Bahasa dan SastraCerpen

I’m A Journalist

blank
Bagikan di media sosialmu

Penulis: Ummu Haneem

At The Hotel

“Sherly, ajak suamimu masuk ke kamar. Kalian beristirahatlah dulu.”

“Baik, Kek.”

“Sher … suaminya diajakin, to!” perintah sang kakek.

Sherly menggandeng lengan Alex untuk kedua kalinya dengan canggung. Keduanya masuk ke dalam lift menuju kamar 202. Adalah hal yang wajar jika dirinya tampak canggung karena selama ini yang ada di benaknya hanyalah kerja, kerja, dan kerja. Dia belum pernah terlibat hubungan asmara dengan siapa pun. Justru dirinya takut jika perkara asmara dapat membuat karirnya menjadi redup. Sungguh dia tidak mau hal itu terjadi.

“Ehem … hari ini sudah dua kali lengan ini digelandang oleh seorang jurnalis cantik bermata lentik. Sungguh suatu kehormatan dan kebanggaan,” ujar Alex kepada istrinya.

Sherly yang menyadari akan perbuatannya langsung refleks melepas tangannya. “Dengar, ya … aku melakukannya karena permintaan Kakek. Aku terpaksa melakukannya. Kamu jangan ke-Ge Er-an seperti itu,” jawab Sherly dengan nada jutek. Beruntunglah yang di dalam lift hanya mereka berdua saja. Jadi, tidak ada siapa pun yang mendengarkan perbincangan keduanya.

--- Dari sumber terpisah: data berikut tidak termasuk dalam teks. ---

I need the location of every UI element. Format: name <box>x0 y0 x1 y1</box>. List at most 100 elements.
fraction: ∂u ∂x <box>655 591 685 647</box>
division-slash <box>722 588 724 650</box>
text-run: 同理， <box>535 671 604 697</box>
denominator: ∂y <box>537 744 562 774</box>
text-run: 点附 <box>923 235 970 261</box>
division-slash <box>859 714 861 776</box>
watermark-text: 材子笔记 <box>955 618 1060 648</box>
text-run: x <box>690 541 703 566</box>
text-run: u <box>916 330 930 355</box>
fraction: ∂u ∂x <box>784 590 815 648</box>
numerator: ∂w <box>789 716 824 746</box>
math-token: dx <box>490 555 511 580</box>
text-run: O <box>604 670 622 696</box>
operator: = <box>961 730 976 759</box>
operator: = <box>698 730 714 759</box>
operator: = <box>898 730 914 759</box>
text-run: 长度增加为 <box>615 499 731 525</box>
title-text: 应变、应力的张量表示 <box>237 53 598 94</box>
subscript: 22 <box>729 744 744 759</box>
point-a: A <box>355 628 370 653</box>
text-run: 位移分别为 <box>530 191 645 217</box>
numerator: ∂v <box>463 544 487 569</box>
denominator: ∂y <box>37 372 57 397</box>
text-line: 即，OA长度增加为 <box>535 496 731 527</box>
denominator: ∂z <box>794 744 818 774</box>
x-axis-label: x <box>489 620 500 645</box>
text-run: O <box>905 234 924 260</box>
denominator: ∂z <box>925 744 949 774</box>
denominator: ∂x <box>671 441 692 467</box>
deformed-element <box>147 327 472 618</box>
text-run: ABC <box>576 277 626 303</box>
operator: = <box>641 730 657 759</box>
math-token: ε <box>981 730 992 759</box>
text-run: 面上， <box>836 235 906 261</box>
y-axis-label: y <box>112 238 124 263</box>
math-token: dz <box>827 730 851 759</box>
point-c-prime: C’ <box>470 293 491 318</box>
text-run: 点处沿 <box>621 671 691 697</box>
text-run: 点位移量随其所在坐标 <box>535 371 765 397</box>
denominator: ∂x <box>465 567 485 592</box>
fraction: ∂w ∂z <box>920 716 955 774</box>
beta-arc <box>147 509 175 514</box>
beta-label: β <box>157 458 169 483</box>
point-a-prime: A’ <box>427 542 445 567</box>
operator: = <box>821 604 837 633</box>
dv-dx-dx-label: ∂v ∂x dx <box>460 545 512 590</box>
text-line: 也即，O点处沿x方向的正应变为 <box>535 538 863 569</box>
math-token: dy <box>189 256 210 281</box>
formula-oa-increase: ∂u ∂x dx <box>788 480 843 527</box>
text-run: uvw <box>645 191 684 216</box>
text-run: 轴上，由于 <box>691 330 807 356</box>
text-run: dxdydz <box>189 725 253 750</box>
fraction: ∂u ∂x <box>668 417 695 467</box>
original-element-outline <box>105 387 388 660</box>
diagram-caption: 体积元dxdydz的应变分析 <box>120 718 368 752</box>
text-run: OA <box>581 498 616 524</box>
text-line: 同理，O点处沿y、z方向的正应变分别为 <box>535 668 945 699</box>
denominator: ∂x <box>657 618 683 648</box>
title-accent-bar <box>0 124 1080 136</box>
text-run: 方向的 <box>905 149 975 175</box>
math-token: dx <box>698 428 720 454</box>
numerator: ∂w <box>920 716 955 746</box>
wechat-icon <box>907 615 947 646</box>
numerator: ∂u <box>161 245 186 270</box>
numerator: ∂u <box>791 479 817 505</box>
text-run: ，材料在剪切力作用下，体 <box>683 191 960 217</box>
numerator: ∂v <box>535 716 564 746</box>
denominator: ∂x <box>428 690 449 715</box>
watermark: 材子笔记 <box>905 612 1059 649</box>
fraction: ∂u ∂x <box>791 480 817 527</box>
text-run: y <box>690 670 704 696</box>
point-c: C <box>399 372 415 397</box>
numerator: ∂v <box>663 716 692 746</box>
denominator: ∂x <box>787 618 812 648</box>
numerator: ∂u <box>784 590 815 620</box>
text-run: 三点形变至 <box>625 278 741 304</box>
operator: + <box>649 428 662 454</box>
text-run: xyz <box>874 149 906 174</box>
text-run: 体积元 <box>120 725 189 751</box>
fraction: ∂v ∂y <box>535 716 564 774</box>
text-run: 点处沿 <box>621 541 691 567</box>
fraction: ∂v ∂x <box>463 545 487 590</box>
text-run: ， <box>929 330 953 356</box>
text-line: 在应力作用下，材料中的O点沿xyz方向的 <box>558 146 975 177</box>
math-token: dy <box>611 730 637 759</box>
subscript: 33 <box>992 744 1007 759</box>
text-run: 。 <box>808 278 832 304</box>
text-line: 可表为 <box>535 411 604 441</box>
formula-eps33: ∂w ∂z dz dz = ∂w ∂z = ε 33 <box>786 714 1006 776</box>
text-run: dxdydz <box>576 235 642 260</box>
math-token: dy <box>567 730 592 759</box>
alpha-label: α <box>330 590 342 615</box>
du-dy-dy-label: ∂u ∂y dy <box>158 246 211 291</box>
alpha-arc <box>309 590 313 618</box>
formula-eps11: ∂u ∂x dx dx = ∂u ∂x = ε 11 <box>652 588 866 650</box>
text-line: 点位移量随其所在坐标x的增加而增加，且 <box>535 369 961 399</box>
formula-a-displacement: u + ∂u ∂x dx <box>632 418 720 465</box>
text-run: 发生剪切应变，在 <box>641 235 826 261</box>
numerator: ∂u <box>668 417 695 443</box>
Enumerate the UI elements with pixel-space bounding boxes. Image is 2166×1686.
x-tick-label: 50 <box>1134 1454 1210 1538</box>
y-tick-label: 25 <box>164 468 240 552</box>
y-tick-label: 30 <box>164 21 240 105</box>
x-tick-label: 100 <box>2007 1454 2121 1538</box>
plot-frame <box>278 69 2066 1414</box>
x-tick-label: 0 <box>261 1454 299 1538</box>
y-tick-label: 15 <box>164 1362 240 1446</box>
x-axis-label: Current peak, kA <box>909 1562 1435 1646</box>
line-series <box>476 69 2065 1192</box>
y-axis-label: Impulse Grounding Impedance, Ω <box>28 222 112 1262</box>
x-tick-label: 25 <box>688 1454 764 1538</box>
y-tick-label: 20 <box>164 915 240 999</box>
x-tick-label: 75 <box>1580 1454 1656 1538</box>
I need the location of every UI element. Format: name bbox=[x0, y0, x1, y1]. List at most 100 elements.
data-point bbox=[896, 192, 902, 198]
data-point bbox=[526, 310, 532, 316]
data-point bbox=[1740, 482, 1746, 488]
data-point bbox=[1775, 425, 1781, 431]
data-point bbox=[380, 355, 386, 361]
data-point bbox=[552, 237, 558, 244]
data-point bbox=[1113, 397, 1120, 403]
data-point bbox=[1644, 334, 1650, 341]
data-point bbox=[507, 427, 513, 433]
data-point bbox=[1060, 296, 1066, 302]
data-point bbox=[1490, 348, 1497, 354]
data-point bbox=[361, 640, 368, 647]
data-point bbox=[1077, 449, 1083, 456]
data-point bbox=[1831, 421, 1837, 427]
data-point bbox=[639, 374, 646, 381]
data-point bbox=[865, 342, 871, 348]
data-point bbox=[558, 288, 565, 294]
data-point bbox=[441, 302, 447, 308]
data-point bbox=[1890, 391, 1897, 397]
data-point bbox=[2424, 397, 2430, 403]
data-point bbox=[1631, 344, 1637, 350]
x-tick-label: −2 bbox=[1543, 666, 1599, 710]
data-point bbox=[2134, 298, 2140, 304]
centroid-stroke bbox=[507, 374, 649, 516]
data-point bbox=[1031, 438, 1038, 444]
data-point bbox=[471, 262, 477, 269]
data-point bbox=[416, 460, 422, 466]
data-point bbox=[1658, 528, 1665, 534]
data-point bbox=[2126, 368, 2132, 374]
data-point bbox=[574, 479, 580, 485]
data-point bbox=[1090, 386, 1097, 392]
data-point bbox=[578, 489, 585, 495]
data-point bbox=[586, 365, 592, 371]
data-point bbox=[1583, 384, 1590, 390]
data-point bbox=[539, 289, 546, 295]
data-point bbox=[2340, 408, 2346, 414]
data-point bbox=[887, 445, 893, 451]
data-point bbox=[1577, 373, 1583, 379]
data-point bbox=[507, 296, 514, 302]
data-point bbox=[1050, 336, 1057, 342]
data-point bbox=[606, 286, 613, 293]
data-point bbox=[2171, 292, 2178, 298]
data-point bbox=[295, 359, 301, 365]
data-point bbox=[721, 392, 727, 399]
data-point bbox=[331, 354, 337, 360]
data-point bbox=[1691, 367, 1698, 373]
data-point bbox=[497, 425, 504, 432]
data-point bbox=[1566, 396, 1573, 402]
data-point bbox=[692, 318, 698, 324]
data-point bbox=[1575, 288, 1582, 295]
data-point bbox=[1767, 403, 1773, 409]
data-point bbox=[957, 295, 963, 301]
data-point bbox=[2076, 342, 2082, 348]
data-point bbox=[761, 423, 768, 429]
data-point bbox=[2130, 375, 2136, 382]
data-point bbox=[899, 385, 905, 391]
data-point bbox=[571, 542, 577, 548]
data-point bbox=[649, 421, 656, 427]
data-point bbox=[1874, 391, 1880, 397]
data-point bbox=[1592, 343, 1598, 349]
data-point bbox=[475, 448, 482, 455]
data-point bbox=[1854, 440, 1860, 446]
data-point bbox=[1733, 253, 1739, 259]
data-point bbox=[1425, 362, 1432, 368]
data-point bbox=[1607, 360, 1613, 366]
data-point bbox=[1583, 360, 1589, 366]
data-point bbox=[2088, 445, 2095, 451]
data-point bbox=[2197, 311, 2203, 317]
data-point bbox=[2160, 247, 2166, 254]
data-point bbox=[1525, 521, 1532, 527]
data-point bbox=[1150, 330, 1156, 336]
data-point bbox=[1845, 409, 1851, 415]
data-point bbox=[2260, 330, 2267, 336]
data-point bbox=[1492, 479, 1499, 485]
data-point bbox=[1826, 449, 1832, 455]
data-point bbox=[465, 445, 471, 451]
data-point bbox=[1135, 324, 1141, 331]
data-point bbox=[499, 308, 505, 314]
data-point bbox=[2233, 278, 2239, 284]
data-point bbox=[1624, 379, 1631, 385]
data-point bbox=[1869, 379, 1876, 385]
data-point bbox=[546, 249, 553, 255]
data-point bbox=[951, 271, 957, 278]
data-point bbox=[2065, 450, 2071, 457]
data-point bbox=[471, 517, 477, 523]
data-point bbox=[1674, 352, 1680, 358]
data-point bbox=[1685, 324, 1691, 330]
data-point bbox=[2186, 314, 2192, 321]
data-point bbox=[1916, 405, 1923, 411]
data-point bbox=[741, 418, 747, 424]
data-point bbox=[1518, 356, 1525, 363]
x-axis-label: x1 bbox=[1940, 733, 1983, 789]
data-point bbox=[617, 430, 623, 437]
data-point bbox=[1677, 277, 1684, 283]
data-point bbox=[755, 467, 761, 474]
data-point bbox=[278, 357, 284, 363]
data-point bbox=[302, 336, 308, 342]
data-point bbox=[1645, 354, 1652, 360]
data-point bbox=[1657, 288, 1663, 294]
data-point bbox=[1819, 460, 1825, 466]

“Jangan jutek begitu Nyonya Alex. Anda harus bertutur kata yang baik, apalagi pada suami. Okay?” Alex berbicara demikian sambil mencondongkan wajahnya kepada sosok perempuan bertubuh langsing yang ada di depannya. Alhasil, Sherly langsung gelagepan.”

“Oke, fix. Kamu selama ini belum pernah berdekatan dengan kaum adam. Meski kamu mengenakan niqob, namun aku yakin dibalik itu wajahmu pasti tampak merah merona.”

“Kamu … menggodaku terus dari tadi. Si … siapa yang bilang kalau aku tidak pernah berdekatan dengan cowok?”

Pada saat yang sama, lift terbuka. Mereka telah sampai di lantai 9, tempat di mana kamar 202 berada. Alex bersegera keluar dari lift menuju kamarnya. Dirinya tampak puas karena berhasil membuat istrinya menggerutu lagi.

“Wait … kamu belum menjawab pertanyaanku.” Sherly mengikuti suaminya sambil berlari-lari kecil, namun karena mengenakan high heels, tak sengaja dirinya terpeleset. Sherly memijit-mijit kakinya yang terasa nyeri.

Alex menoleh ke arah suara orang terjatuh. “Oh, ternyata dia yang jatuh.” Mau tidak mau akhirnya dia kembali dan memberikan pertolongan kepada sang istri.

“Kamu pakai high heels? Hati-hati, lantainya licin. Kalau kamu tidak terbiasa memakainya, lebih baik sepatunya dilepas saja.”

“Apa kamu bilang? Kamu mengejekku.” Dibalik niqobnya Sherly memanyunkan mulutnya.

“Sudahlah, aku gendong saja. Kakimu terkilir. Lihat tampak membiru. Dari pagi memaksa diri pakai sepatu ini. Dilepas saja ya?” Alex membuka sepatu sang istri dan memintanya untuk memegangi sepasang sepatu tersebut. Kemudian, Alex membopong istrinya di depan dada.

“Turunkan aku! Aku malu. Nanti ada orang yang melihat kita.”

Alex tidak menjawab permintaan istrinya yang bawel. Dia terus membopong istrinya menuju kamar 202. “Alhamdulillah, sudah sampai. Buka pintunya!“

“Turunkan aku!” Sherly memaksa diturunkan, kemudian membuka pintu kamarnya. Sementara, sang suami senyum-senyum memandangnya.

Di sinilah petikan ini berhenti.